Sezioni CDATA con XmlBeans
CDATA sections represent, for Java <-> Xml serialization libraries, a nagging problem. They’re not tags, as such, and while reading the text content of a node they’re usually ignored. Writing, now, is different; in fact, when a Java object has to be serialized as a Xml string, there are four options available:
- output a node’s content as-is: this could lead to malformed Xml;
- always enclose a node’s content in a CDATA section: this, too, is a less-than-optimal solution, since 1) we don’t know if it’s really necessary, and 2) the size of the output increases and, after all, there are scenarios where size matters, whatever they say;
- parse the node’s content and substitute problematic characters with the corresponding entities (i.e.
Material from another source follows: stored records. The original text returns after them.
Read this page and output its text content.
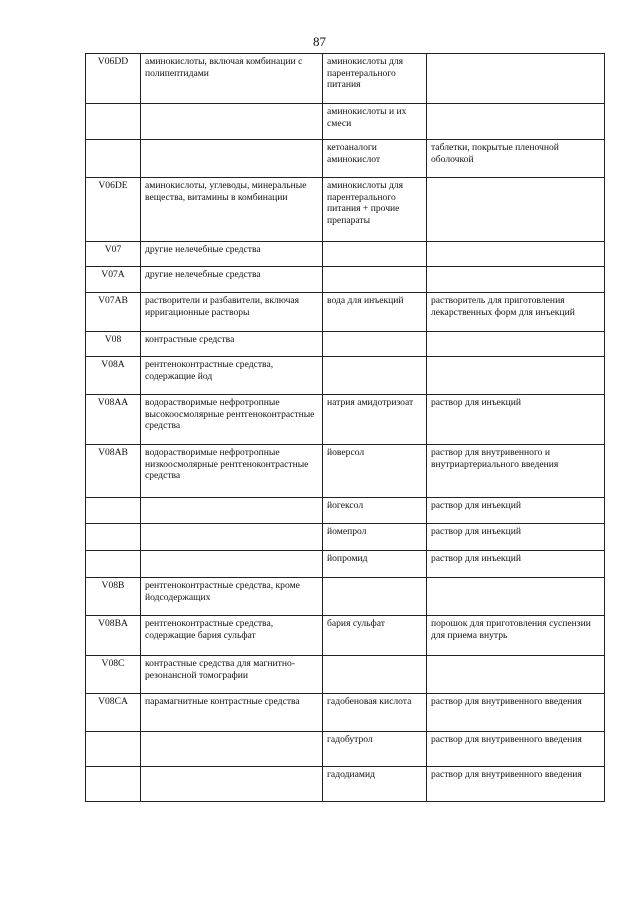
87
V06DD	аминокислоты, включая комбинации с полипептидами	аминокислоты для парентерального питания	
		аминокислоты и их смеси	
		кетоаналоги аминокислот	таблетки, покрытые пленочной оболочкой
V06DE	аминокислоты, углеводы, минеральные вещества, витамины в комбинации	аминокислоты для парентерального питания + прочие препараты	
V07	другие нелечебные средства		
V07A	другие нелечебные средства		
V07AB	растворители и разбавители, включая ирригационные растворы	вода для инъекций	растворитель для приготовления лекарственных форм для инъекций
V08	контрастные средства		
V08A	рентгеноконтрастные средства, содержащие йод		
V08AA	водорастворимые нефротропные высокоосмолярные рентгеноконтрастные средства	натрия амидотризоат	раствор для инъекций
V08AB	водорастворимые нефротропные низкоосмолярные рентгеноконтрастные средства	йоверсол	раствор для внутривенного и внутриартериального введения
		йогексол	раствор для инъекций
		йомепрол	раствор для инъекций
		йопромид	раствор для инъекций
V08B	рентгеноконтрастные средства, кроме йодсодержащих		
V08BA	рентгеноконтрастные средства, содержащие бария сульфат	бария сульфат	порошок для приготовления суспензии для приема внутрь
V08C	контрастные средства для магнитно-резонансной томографии		
V08CA	парамагнитные контрастные средства	гадобеновая кислота	раствор для внутривенного введения
		гадобутрол	раствор для внутривенного введения
		гадодиамид	раствор для внутривенного введения
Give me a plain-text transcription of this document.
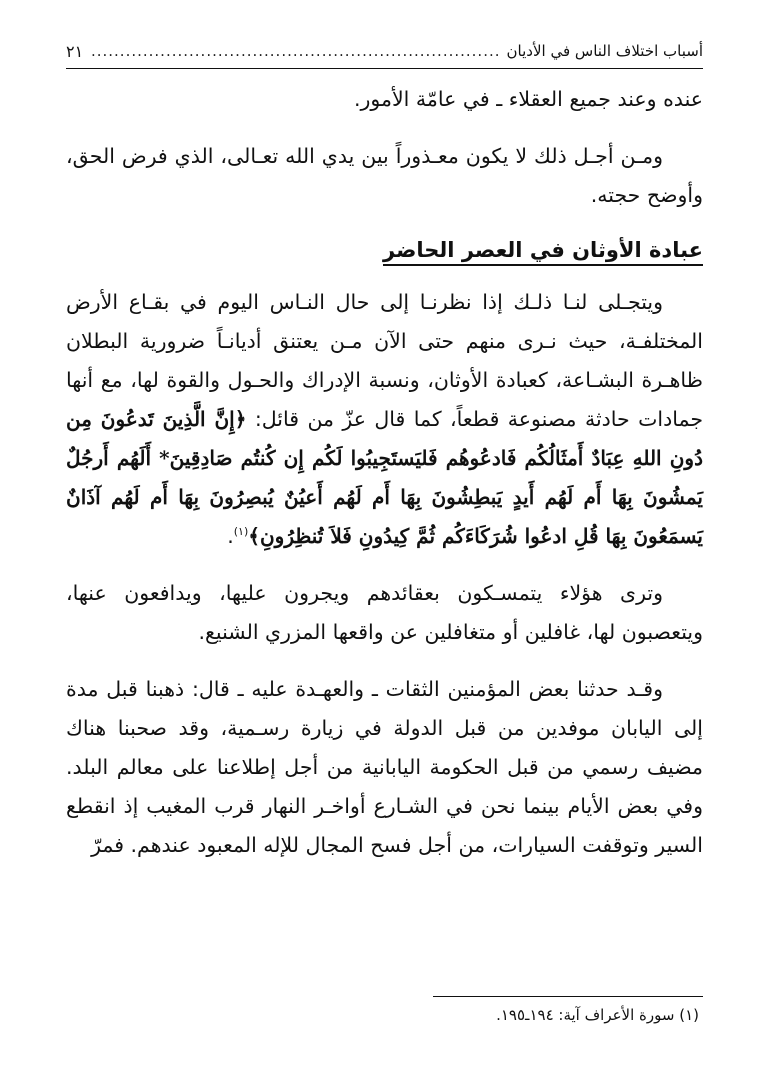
أسباب اختلاف الناس في الأديان
.....
٢١

عنده وعند جميع العقلاء ـ في عامّة الأمور.

ومـن أجـل ذلك لا يكون معـذوراً بين يدي الله تعـالى، الذي فرض الحق، وأوضح حجته.

عبادة الأوثان في العصر الحاضر

ويتجـلى لنـا ذلـك إذا نظرنـا إلى حال النـاس اليوم في بقـاع الأرض المختلفـة، حيث نـرى منهم حتى الآن مـن يعتنق أديانـاً ضرورية البطلان ظاهـرة البشـاعة، كعبادة الأوثان، ونسبة الإدراك والحـول والقوة لها، مع أنها جمادات حادثة مصنوعة قطعاً، كما قال عزّ من قائل: ﴿إِنَّ الَّذِينَ تَدعُونَ مِن دُونِ اللهِ عِبَادٌ أَمثَالُكُم فَادعُوهُم فَليَستَجِيبُوا لَكُم إِن كُنتُم صَادِقِينَ* أَلَهُم أَرجُلٌ يَمشُونَ بِهَا أَم لَهُم أَيدٍ يَبطِشُونَ بِهَا أَم لَهُم أَعيُنٌ يُبصِرُونَ بِهَا أَم لَهُم آذَانٌ يَسمَعُونَ بِهَا قُلِ ادعُوا شُرَكَاءَكُم ثُمَّ كِيدُونِ فَلاَ تُنظِرُونِ﴾$^{(١)}$.

وترى هؤلاء يتمسـكون بعقائدهم ويجرون عليها، ويدافعون عنها، ويتعصبون لها، غافلين أو متغافلين عن واقعها المزري الشنيع.

وقـد حدثنا بعض المؤمنين الثقات ـ والعهـدة عليه ـ قال: ذهبنا قبل مدة إلى اليابان موفدين من قبل الدولة في زيارة رسـمية، وقد صحبنا هناك مضيف رسمي من قبل الحكومة اليابانية من أجل إطلاعنا على معالم البلد. وفي بعض الأيام بينما نحن في الشـارع أواخـر النهار قرب المغيب إذ انقطع السير وتوقفت السيارات، من أجل فسح المجال للإله المعبود عندهم. فمرّ

(١) سورة الأعراف آية: ١٩٤ـ١٩٥.
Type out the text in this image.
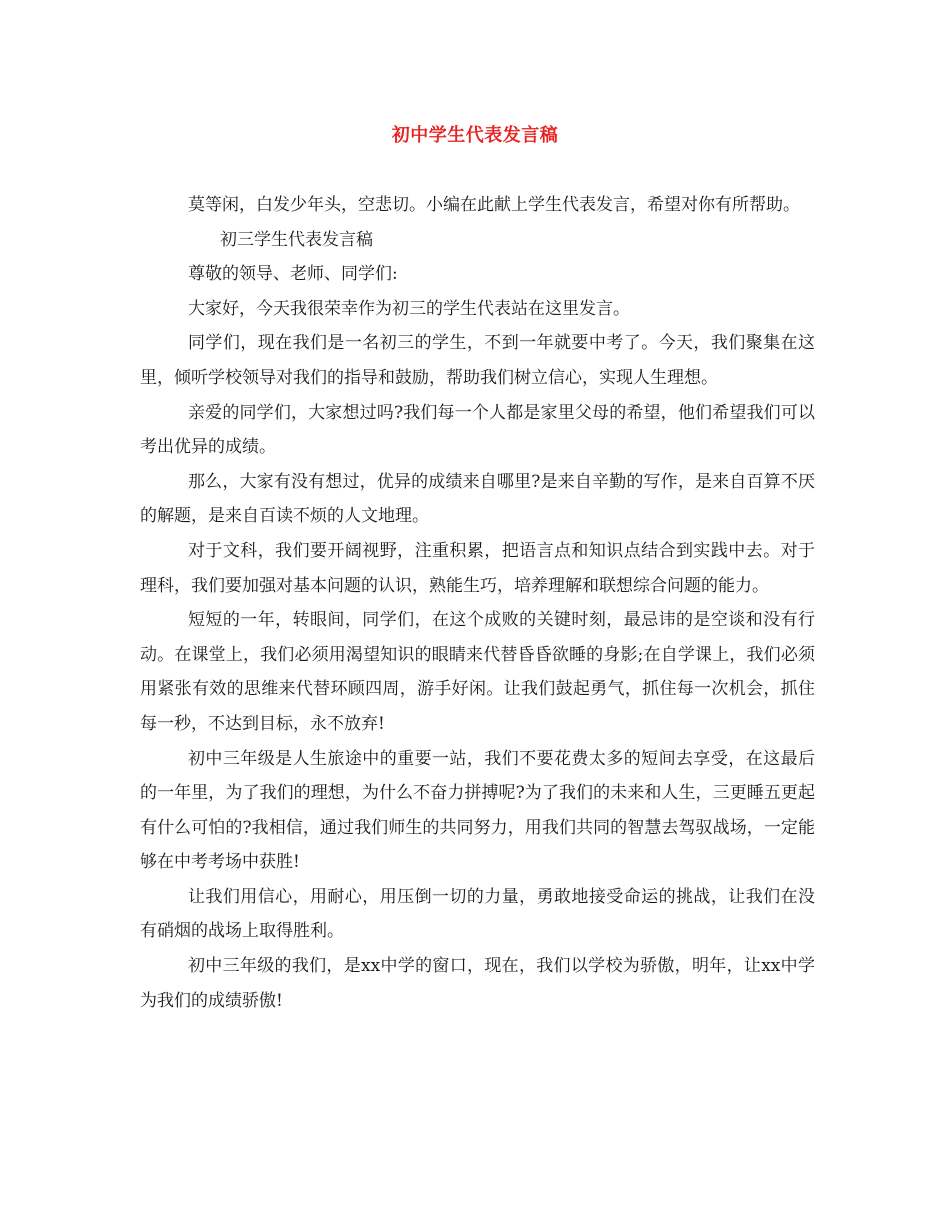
初中学生代表发言稿

莫等闲，白发少年头，空悲切。小编在此献上学生代表发言，希望对你有所帮助。

初三学生代表发言稿

尊敬的领导、老师、同学们:

大家好，今天我很荣幸作为初三的学生代表站在这里发言。

同学们，现在我们是一名初三的学生，不到一年就要中考了。今天，我们聚集在这里，倾听学校领导对我们的指导和鼓励，帮助我们树立信心，实现人生理想。

亲爱的同学们，大家想过吗?我们每一个人都是家里父母的希望，他们希望我们可以考出优异的成绩。

那么，大家有没有想过，优异的成绩来自哪里?是来自辛勤的写作，是来自百算不厌的解题，是来自百读不烦的人文地理。

对于文科，我们要开阔视野，注重积累，把语言点和知识点结合到实践中去。对于理科，我们要加强对基本问题的认识，熟能生巧，培养理解和联想综合问题的能力。

短短的一年，转眼间，同学们，在这个成败的关键时刻，最忌讳的是空谈和没有行动。在课堂上，我们必须用渴望知识的眼睛来代替昏昏欲睡的身影;在自学课上，我们必须用紧张有效的思维来代替环顾四周，游手好闲。让我们鼓起勇气，抓住每一次机会，抓住每一秒，不达到目标，永不放弃!

初中三年级是人生旅途中的重要一站，我们不要花费太多的短间去享受，在这最后的一年里，为了我们的理想，为什么不奋力拼搏呢?为了我们的未来和人生，三更睡五更起有什么可怕的?我相信，通过我们师生的共同努力，用我们共同的智慧去驾驭战场，一定能够在中考考场中获胜!

让我们用信心，用耐心，用压倒一切的力量，勇敢地接受命运的挑战，让我们在没有硝烟的战场上取得胜利。

初中三年级的我们，是xx中学的窗口，现在，我们以学校为骄傲，明年，让xx中学为我们的成绩骄傲!
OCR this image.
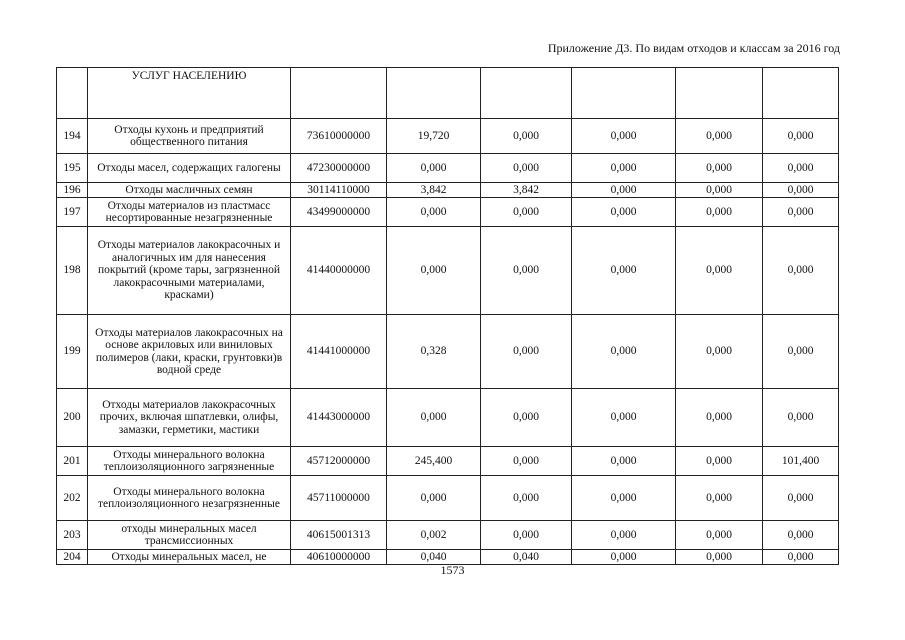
Приложение Д3. По видам отходов и классам за 2016 год
	УСЛУГ НАСЕЛЕНИЮ						
194	Отходы кухонь и предприятий общественного питания	73610000000	19,720	0,000	0,000	0,000	0,000
195	Отходы масел, содержащих галогены	47230000000	0,000	0,000	0,000	0,000	0,000
196	Отходы масличных семян	30114110000	3,842	3,842	0,000	0,000	0,000
197	Отходы материалов из пластмасс несортированные незагрязненные	43499000000	0,000	0,000	0,000	0,000	0,000
198	Отходы материалов лакокрасочных и аналогичных им для нанесения покрытий (кроме тары, загрязненной лакокрасочными материалами, красками)	41440000000	0,000	0,000	0,000	0,000	0,000
199	Отходы материалов лакокрасочных на основе акриловых или виниловых полимеров (лаки, краски, грунтовки)в водной среде	41441000000	0,328	0,000	0,000	0,000	0,000
200	Отходы материалов лакокрасочных прочих, включая шпатлевки, олифы, замазки, герметики, мастики	41443000000	0,000	0,000	0,000	0,000	0,000
201	Отходы минерального волокна теплоизоляционного загрязненные	45712000000	245,400	0,000	0,000	0,000	101,400
202	Отходы минерального волокна теплоизоляционного незагрязненные	45711000000	0,000	0,000	0,000	0,000	0,000
203	отходы минеральных масел трансмиссионных	40615001313	0,002	0,000	0,000	0,000	0,000
204	Отходы минеральных масел, не	40610000000	0,040	0,040	0,000	0,000	0,000
1573
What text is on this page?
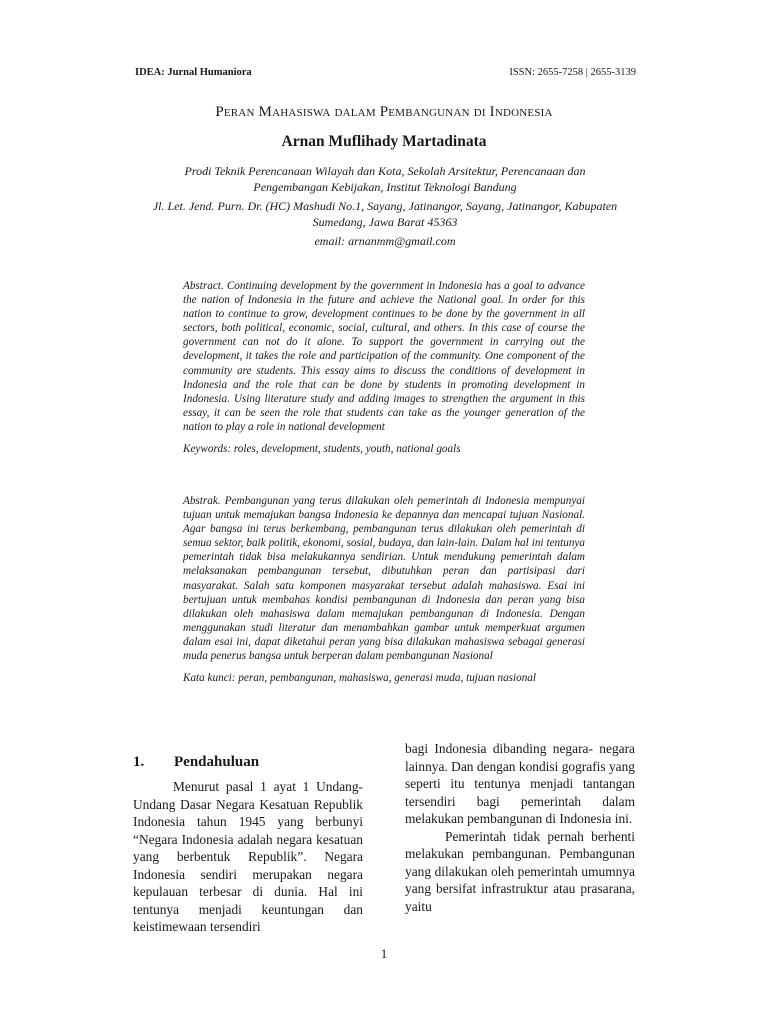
IDEA: Jurnal Humaniora	ISSN: 2655-7258 | 2655-3139
Peran Mahasiswa dalam Pembangunan di Indonesia
Arnan Muflihady Martadinata

Prodi Teknik Perencanaan Wilayah dan Kota, Sekolah Arsitektur, Perencanaan dan Pengembangan Kebijakan, Institut Teknologi Bandung

Jl. Let. Jend. Purn. Dr. (HC) Mashudi No.1, Sayang, Jatinangor, Sayang, Jatinangor, Kabupaten Sumedang, Jawa Barat 45363

email: arnanmm@gmail.com

Abstract. Continuing development by the government in Indonesia has a goal to advance the nation of Indonesia in the future and achieve the National goal. In order for this nation to continue to grow, development continues to be done by the government in all sectors, both political, economic, social, cultural, and others. In this case of course the government can not do it alone. To support the government in carrying out the development, it takes the role and participation of the community. One component of the community are students. This essay aims to discuss the conditions of development in Indonesia and the role that can be done by students in promoting development in Indonesia. Using literature study and adding images to strengthen the argument in this essay, it can be seen the role that students can take as the younger generation of the nation to play a role in national development

Keywords: roles, development, students, youth, national goals

Abstrak. Pembangunan yang terus dilakukan oleh pemerintah di Indonesia mempunyai tujuan untuk memajukan bangsa Indonesia ke depannya dan mencapai tujuan Nasional. Agar bangsa ini terus berkembang, pembangunan terus dilakukan oleh pemerintah di semua sektor, baik politik, ekonomi, sosial, budaya, dan lain-lain. Dalam hal ini tentunya pemerintah tidak bisa melakukannya sendirian. Untuk mendukung pemerintah dalam melaksanakan pembangunan tersebut, dibutuhkan peran dan partisipasi dari masyarakat. Salah satu komponen masyarakat tersebut adalah mahasiswa. Esai ini bertujuan untuk membahas kondisi pembangunan di Indonesia dan peran yang bisa dilakukan oleh mahasiswa dalam memajukan pembangunan di Indonesia. Dengan menggunakan studi literatur dan menambahkan gambar untuk memperkuat argumen dalam esai ini, dapat diketahui peran yang bisa dilakukan mahasiswa sebagai generasi muda penerus bangsa untuk berperan dalam pembangunan Nasional

Kata kunci: peran, pembangunan, mahasiswa, generasi muda, tujuan nasional

1. Pendahuluan

Menurut pasal 1 ayat 1 Undang-Undang Dasar Negara Kesatuan Republik Indonesia tahun 1945 yang berbunyi “Negara Indonesia adalah negara kesatuan yang berbentuk Republik”. Negara Indonesia sendiri merupakan negara kepulauan terbesar di dunia. Hal ini tentunya menjadi keuntungan dan keistimewaan tersendiri

bagi Indonesia dibanding negara- negara lainnya. Dan dengan kondisi gografis yang seperti itu tentunya menjadi tantangan tersendiri bagi pemerintah dalam melakukan pembangunan di Indonesia ini.

Pemerintah tidak pernah berhenti melakukan pembangunan. Pembangunan yang dilakukan oleh pemerintah umumnya yang bersifat infrastruktur atau prasarana, yaitu

1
<for <) or character references (i.e.&#nnn;, where nnn stands for the Unicode identifier of that specific character); - parse the node’s content and, if problematic characters are present, enclose the whole node’s content in a CDATA section.
XmlBeans allows explicit management of content during serialization with regard to CDATA, but only since version 2.3.0, through a couple of methods in the XmlOptions class (namely, setSaveCDataLengthThreshold and setSaveCDataEntityCountThreshold).
The last released version of the previous development branch (1.0.4) has no such methods; it decides on its own when to enclose a node’s content in a CDATA section and when to choose the character substitution route instead. In fact, it encompasses the 3rd and 4th option mentioned above.
The chosen algorithm is somewhat arbitrary (for all curious people out there: it’s implemented in the private method entitizeContent of the inner class Parse, inside the org.apache.xmlbeans.impl.store.Saver class.
To summarize, this XmlBeans version uses CDATA sections only if:
- the node’s content contains more than 32 characters;
- said content contains at least 6 characters that should be replaced by their respective entities;
- the total number of those characters represents more than 1% of the length of the whole text.
In any other case, entitizeContent kicks in.
What made me go and look for such a thing? Necessity, as is often the case. I was forced to use this particular (old) version of XmlBeans, since it was already in use and shared with other development teams in these parts. And I had to envisage a possible workaround:
public static void main(String[] args) throws Exception {
/* Our test XML */
String xml = "<root><first></first><second></second></root>";
/* Let's build our XmlObject based
* on the XML string just defined */
XmlObject xmlObject = XmlObject.Factory.parse(xml);
/* The problematic content */
String content = "Ampersand and less-than: & <";
/* We'll add this content through a cursor */
XmlCursor cursor = xmlObject.newCursor();
cursor.toNextToken();
cursor.toChild("first");
/* The first node shall have our "raw" content */
cursor.setTextValue(content);
/* The second node shall have our content
* in a CDATA section */
cursor.toNextSibling();
cursor.setTextValue(XmlHelper.insertCDATATrigger(content));
/* Here's the result */
System.out.println(XmlHelper.getStringFromXmlBean(xmlObject));
/*
* <root>
* <first>Ampersand and less-than: & <</first>
* <second><![CDATA[Ampersand and less-than: & <]]></second>
* </root>
*/
}
Every time I want to be sure that a node’s content will be comfortably wrapped in CDATA markers, I use the insertCDATATrigger method when setting’s the node’s text value. Afterwards, when it’s time to serialize, here comes getStringFromXmlBean (I needed a String as output, but it can be easily adapted even if you use one of the other save methods).
The complete class is available here: XmlHelper.java (556) - 4.45 KB
The elegance of this kind of solution is rather questionable, I can see that. But it works and, short of re-implementing serialization, or modifying your own XmlBeans code (which could be generated code, the kind it’s better not to prod), I find it to be sensible enough.